I have to start this by stating that SpiderGroup are a Microsoft partner - so we spend a good deal of our time working with Azure and less so with AWS. This means I can't claim to be completely unbiased, but hope that I can still present a balanced view of why you'd choose to use Azure or AWS.
But first, let's recap, Azure and AWS are Public Clouds. A Public Cloud is a data centre hosted by someone else in which you can rent resources to host your workloads. If you want to learn more about the Public Cloud, why you should consider it at all, and Azure in particular, have a read of this recent post.
Assuming that you know what Azure and AWS can do for you and, more importantly, you want to take advantage of that, here's some help choosing between them...
You may already be aware that Azure is Microsoft's cloud platform and AWS is Amazon's. Your experience of either company and their reputation in how they protect your data and handle your privacy may, and probably should, factor into your decision on which company you want to use and put your trust in.
Neither company has flawless records but both meet dozens of worldwide standards that require strict ways of working and independent audits. Perhaps the company you trust the most is a personal choice.
Trust leads us nicely to security, but there are two elements to consider when it comes to this area - areas that are the provider's responsibility, and areas that are up to you to manage.
Physical security and hardware are covered by whichever cloud provider you choose - and things are pretty much the same across Microsoft and Amazon. They protect their premises with various security measures, to prevent incursions. They also keep hardware updated and patched to make sure there are no inherent vulnerabilities that could be exploited.
But once we get to the software side of things, security is really your responsibility. Hosting things in the Cloud doesn't mean you aren't responsible for their security - if anything, it means you have to be even more aware of your security measures.
Both AWS and Azure provide ways to ensure your workloads remain secure, but the implementation and use of these is, in the main, up to you.
Security isn't really a defining factor between providers.
Amazon and Microsoft both have worldwide reach and both are expanding, but at this time Azure is in 54 regions worldwide whereas Amazon has only 22. If you want global reach with great regional performance, then Azure seems the obvious choice here.
Both have a presence in the UK and Europe, though, so this may not be something you need to factor into your decision at this stage.
It depends who you ask and where you look to determine which provider is the most reliable. It's proven difficult to compare them due to different ways of reporting outages and the different scale and array of services on offer.
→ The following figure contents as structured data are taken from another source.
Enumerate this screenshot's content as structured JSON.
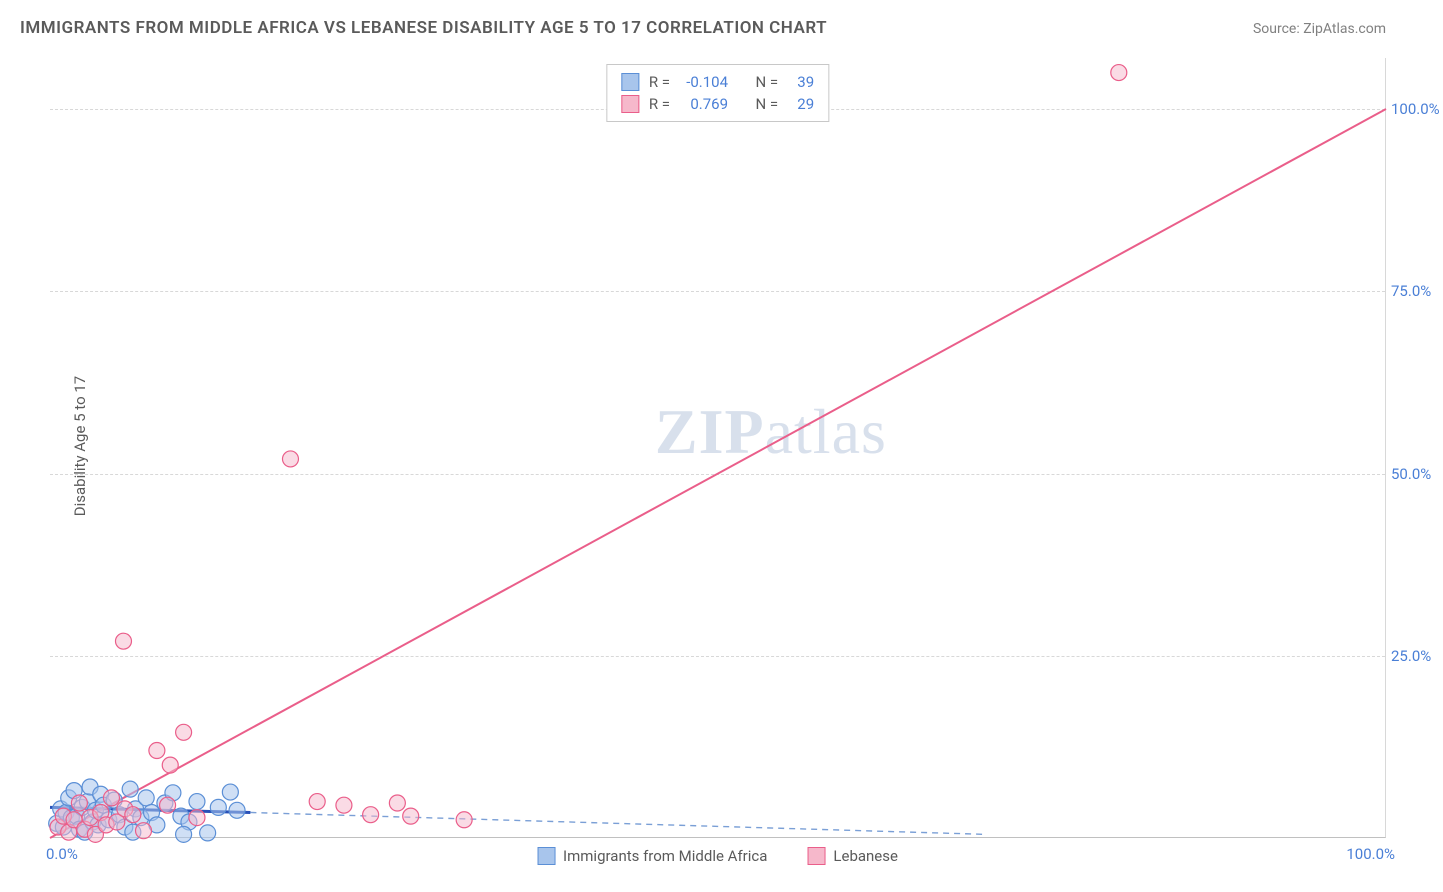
{
  "title": "IMMIGRANTS FROM MIDDLE AFRICA VS LEBANESE DISABILITY AGE 5 TO 17 CORRELATION CHART",
  "source": "Source: ZipAtlas.com",
  "watermark_left": "ZIP",
  "watermark_right": "atlas",
  "y_axis_label": "Disability Age 5 to 17",
  "chart": {
    "type": "scatter",
    "xlim": [
      0,
      100
    ],
    "ylim": [
      0,
      107
    ],
    "x_ticks": [
      {
        "pos": 0,
        "label": "0.0%"
      },
      {
        "pos": 100,
        "label": "100.0%"
      }
    ],
    "y_ticks": [
      {
        "pos": 25,
        "label": "25.0%"
      },
      {
        "pos": 50,
        "label": "50.0%"
      },
      {
        "pos": 75,
        "label": "75.0%"
      },
      {
        "pos": 100,
        "label": "100.0%"
      }
    ],
    "grid_color": "#d8d8d8",
    "background_color": "#ffffff",
    "marker_radius": 8,
    "marker_stroke_width": 1.2,
    "series": [
      {
        "id": "middle_africa",
        "label": "Immigrants from Middle Africa",
        "fill": "#a8c5ec",
        "stroke": "#5b8fd6",
        "fill_opacity": 0.55,
        "R": "-0.104",
        "N": "39",
        "trend": {
          "solid": {
            "x1": 0,
            "y1": 4.2,
            "x2": 15,
            "y2": 3.5,
            "color": "#2850b8",
            "width": 3
          },
          "dashed": {
            "x1": 15,
            "y1": 3.5,
            "x2": 70,
            "y2": 0.5,
            "color": "#7a9fd6",
            "width": 1.4,
            "dash": "6 5"
          }
        },
        "points": [
          [
            0.5,
            2
          ],
          [
            0.8,
            4
          ],
          [
            1.0,
            1.5
          ],
          [
            1.2,
            3.5
          ],
          [
            1.4,
            5.5
          ],
          [
            1.6,
            2.8
          ],
          [
            1.8,
            6.5
          ],
          [
            2.0,
            3
          ],
          [
            2.2,
            1.2
          ],
          [
            2.4,
            4.2
          ],
          [
            2.6,
            0.8
          ],
          [
            2.8,
            5
          ],
          [
            3.0,
            7
          ],
          [
            3.2,
            2.2
          ],
          [
            3.4,
            3.8
          ],
          [
            3.6,
            1.8
          ],
          [
            3.8,
            6
          ],
          [
            4.0,
            4.5
          ],
          [
            4.4,
            2.5
          ],
          [
            4.8,
            5.2
          ],
          [
            5.2,
            3.2
          ],
          [
            5.6,
            1.5
          ],
          [
            6.0,
            6.7
          ],
          [
            6.4,
            4
          ],
          [
            6.8,
            2.8
          ],
          [
            7.2,
            5.5
          ],
          [
            7.6,
            3.5
          ],
          [
            8.0,
            1.8
          ],
          [
            8.6,
            4.8
          ],
          [
            9.2,
            6.2
          ],
          [
            9.8,
            3
          ],
          [
            10.4,
            2.2
          ],
          [
            11,
            5
          ],
          [
            11.8,
            0.7
          ],
          [
            12.6,
            4.2
          ],
          [
            13.5,
            6.3
          ],
          [
            14,
            3.8
          ],
          [
            10,
            0.5
          ],
          [
            6.2,
            0.8
          ]
        ]
      },
      {
        "id": "lebanese",
        "label": "Lebanese",
        "fill": "#f6b8cb",
        "stroke": "#ea5e8a",
        "fill_opacity": 0.5,
        "R": "0.769",
        "N": "29",
        "trend": {
          "solid": {
            "x1": 0,
            "y1": 0,
            "x2": 100,
            "y2": 100,
            "color": "#ea5e8a",
            "width": 2
          }
        },
        "points": [
          [
            0.6,
            1.5
          ],
          [
            1.0,
            3
          ],
          [
            1.4,
            0.8
          ],
          [
            1.8,
            2.5
          ],
          [
            2.2,
            4.8
          ],
          [
            2.6,
            1.2
          ],
          [
            3.0,
            2.8
          ],
          [
            3.4,
            0.5
          ],
          [
            3.8,
            3.5
          ],
          [
            4.2,
            1.8
          ],
          [
            4.6,
            5.5
          ],
          [
            5.0,
            2.2
          ],
          [
            5.6,
            4
          ],
          [
            6.2,
            3.2
          ],
          [
            7.0,
            1
          ],
          [
            8,
            12
          ],
          [
            8.8,
            4.5
          ],
          [
            10,
            14.5
          ],
          [
            11,
            2.8
          ],
          [
            5.5,
            27
          ],
          [
            18,
            52
          ],
          [
            20,
            5
          ],
          [
            22,
            4.5
          ],
          [
            24,
            3.2
          ],
          [
            26,
            4.8
          ],
          [
            27,
            3
          ],
          [
            31,
            2.5
          ],
          [
            80,
            105
          ],
          [
            9,
            10
          ]
        ]
      }
    ]
  }
}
It is fairly consistently reported, though, that Amazon has a better uptime record than Microsoft. That's not to say Microsoft's is bad, but it's certainly not looking as good. Reliability is a really big factor for most businesses when deciding where to host their services.
If absolute reliability is critical for your business, using either Azure or AWS alone could be a poor choice. Perhaps both or a Hybrid Cloud (more on that later) would be a more robust strategy to meet your needs.
Can you do more in AWS than Azure or vice versa? Both providers are developing more and more solutions, including AI, Big Data and analytics. Ultimately, you can host whatever you like in either but Microsoft do have a few aces up their sleeves here.
Many businesses use Active Directory, Office 365, and Microsoft licensing and Microsoft can use this to their advantage.
If you're an Office 365 user, you are already using Azure Active Directory so it can be attractive to utilise this to manage the other services you host in Azure, doing away with additional Domain Controllers and enabling you to have fewer passwords to remember.
Many of Microsoft's services integrate with Azure AD including any local active directory you have on premises. That's not to say integrating in a similar way with AWS isn't possible, it is likely to cost you more though and require more setup time.
You can also save money when using Azure through the benefits of having transferable licence usage rights, allowing the use of existing licensing.
Why not both? Or neither?
If you're looking for really great uptime or just looking to get the best deal, it can be worth considering both Azure AND AWS. You can have services hosted on both platforms and, in the event one has a problem, fail over to the other.
Or, you could just go with the approach of choosing whichever is cheaper to host the workload in question in the required region. Costs vary on both from region to region.
You may also consider using one of the big Public Clouds on your own on-premises equipment, with a smaller provider for disaster recovery or backups.
You don't have to put all your eggs in one basket!
And what about GCP?
I haven't forgotten about Google's Cloud Platform, it's certainly an option but not quite in the same league as AWS or Azure - yet! It does have some specialisms like deep learning, AI and machine learning so is worth considering if you're focused on these services, but the jury is still out on this one.